A key plank of President-elect Donald Trump’s campaign tirades against undocumented immigrants was that they drain vital social services that are facing insolvency threats. “Unlike the Democrats, who are KILLING SOCIAL SECURITY AND MEDICARE by allowing the INVASION OF THE MIGRANTS, I will NOT, under any circumstance, allow either of these two precious GEMS to be even touched under a Trump Administration,” he posted on Truth Social in one characteristic broadside last year.
A reduction in the undocumented immigrant population isn’t going to free up funds for these vital services, it’s going to strain them.
But a New York Times report cites new data confirming the reality is just the opposite: Undocumented immigrants pay into these services but are ineligible to benefit from them. It isn’t the United States that is being exploited, as Trump and his acolytes would have you believe, but the immigrants who help finance its most popular social services without getting access to them. Experts have long pointed out this fact, but the new data underscores just how consequential Trump’s pernicious lie is as he gears up for mass deportations.
As the Times reports:
[Undocumented immigrants] paid an estimated $25.7 billion in Social Security taxes in 2022, according to a recent analysis from the Institute on Taxation and Economic Policy, a left-leaning tax research group. But since unauthorized workers cannot collect retirement and other Social Security benefits without a change to their immigration status, the billions they pour into the program effectively act as a subsidy for American beneficiaries.

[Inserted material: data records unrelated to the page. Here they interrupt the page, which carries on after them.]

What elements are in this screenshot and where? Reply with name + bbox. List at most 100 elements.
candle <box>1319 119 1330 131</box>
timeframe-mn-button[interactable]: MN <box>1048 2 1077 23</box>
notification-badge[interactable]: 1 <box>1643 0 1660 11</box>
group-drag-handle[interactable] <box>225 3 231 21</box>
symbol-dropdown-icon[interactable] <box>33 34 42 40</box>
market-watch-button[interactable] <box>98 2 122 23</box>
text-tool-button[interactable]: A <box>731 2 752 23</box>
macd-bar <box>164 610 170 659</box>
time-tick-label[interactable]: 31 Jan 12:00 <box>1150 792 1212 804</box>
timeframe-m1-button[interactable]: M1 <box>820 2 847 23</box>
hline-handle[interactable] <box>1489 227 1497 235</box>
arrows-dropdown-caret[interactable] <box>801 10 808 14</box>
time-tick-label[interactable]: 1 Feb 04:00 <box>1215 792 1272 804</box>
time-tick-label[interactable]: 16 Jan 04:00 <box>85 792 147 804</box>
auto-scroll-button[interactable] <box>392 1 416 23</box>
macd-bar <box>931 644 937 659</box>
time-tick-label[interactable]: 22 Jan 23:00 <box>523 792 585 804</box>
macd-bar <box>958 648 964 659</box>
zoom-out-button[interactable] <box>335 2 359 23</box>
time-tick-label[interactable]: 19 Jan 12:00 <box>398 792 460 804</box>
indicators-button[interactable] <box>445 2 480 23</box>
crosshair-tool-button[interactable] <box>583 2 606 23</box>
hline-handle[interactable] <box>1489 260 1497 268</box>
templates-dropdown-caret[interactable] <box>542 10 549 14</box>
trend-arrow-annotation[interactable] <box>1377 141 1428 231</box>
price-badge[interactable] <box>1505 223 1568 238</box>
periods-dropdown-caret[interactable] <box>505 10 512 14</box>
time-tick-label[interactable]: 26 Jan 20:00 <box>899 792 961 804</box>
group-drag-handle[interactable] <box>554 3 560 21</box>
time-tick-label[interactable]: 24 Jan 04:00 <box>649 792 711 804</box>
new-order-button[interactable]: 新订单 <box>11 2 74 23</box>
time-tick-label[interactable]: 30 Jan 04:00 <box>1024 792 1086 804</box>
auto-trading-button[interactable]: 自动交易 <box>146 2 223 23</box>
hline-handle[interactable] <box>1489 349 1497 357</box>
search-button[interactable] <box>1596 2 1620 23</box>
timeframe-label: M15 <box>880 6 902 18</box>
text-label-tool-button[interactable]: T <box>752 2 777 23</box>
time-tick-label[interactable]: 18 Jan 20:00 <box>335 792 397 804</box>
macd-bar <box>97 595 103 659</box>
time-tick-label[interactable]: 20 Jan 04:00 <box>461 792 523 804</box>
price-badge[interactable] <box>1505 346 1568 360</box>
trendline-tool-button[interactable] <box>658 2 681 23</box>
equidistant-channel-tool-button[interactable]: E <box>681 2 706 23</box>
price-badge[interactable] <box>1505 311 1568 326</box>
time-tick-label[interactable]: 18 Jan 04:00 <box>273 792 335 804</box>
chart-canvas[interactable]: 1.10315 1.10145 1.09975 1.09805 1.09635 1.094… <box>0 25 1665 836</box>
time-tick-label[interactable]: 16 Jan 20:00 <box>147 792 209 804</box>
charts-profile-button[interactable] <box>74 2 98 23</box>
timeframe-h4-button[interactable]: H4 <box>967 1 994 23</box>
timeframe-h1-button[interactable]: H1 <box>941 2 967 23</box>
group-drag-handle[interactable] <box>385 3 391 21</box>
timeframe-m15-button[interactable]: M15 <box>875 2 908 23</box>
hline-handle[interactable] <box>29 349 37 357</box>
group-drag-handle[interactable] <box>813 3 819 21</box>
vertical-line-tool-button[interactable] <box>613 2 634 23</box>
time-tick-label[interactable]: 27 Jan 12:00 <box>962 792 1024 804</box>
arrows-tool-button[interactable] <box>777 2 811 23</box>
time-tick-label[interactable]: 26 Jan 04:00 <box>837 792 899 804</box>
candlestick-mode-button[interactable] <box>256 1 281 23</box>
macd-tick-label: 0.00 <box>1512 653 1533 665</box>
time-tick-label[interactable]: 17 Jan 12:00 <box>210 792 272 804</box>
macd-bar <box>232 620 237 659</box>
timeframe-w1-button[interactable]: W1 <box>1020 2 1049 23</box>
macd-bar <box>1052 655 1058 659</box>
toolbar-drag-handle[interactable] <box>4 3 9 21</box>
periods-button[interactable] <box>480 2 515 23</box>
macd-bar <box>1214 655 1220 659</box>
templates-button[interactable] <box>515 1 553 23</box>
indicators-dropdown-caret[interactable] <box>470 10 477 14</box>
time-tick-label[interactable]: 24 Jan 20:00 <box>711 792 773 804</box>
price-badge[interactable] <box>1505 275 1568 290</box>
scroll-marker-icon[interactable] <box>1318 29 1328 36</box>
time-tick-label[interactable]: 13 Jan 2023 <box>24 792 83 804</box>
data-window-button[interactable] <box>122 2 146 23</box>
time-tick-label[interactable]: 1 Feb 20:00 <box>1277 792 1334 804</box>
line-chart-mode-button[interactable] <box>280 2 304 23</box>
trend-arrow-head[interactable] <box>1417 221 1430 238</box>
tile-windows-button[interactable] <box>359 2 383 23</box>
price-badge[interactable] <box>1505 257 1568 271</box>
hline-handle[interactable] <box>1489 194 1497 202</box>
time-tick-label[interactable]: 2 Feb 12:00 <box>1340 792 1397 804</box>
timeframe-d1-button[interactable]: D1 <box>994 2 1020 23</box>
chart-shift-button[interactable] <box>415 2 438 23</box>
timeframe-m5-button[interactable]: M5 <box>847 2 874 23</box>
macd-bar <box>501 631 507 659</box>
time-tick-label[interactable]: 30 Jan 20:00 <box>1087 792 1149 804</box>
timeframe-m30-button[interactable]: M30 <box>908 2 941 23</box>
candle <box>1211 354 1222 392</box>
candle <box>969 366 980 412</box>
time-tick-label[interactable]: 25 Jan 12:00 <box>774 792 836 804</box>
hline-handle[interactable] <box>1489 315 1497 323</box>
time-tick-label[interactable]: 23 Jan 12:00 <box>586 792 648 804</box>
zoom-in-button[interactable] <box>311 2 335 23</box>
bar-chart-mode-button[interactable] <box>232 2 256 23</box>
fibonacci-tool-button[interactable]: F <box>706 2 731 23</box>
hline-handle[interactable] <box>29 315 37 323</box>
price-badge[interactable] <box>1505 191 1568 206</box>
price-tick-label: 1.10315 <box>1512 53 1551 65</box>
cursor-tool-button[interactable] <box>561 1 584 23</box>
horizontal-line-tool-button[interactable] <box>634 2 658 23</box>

The article also explains that if Trump were to follow through on his stated agenda of trying to rid the country of its 11 million undocumented immigrants, “it could cost Social Security roughly $20 billion in cash flow annually.”
A similar dynamic applies to Medicare. The payroll taxes that undocumented immigrants pay are a major source of funding for the health benefit program, but those same immigrants are unable to access Medicare benefits.
A reduction in the undocumented immigrant population isn’t going to free up funds for these vital services, it’s going to strain them — and accelerate their insolvency dates.
As the Times explains, one likely reason that at least half of undocumented immigrants file federal taxes is to show “good moral character.” This serves as a badge of assimilation, and could theoretically be used to help them in immigration cases “related to deportation or putting them on the road to citizenship.”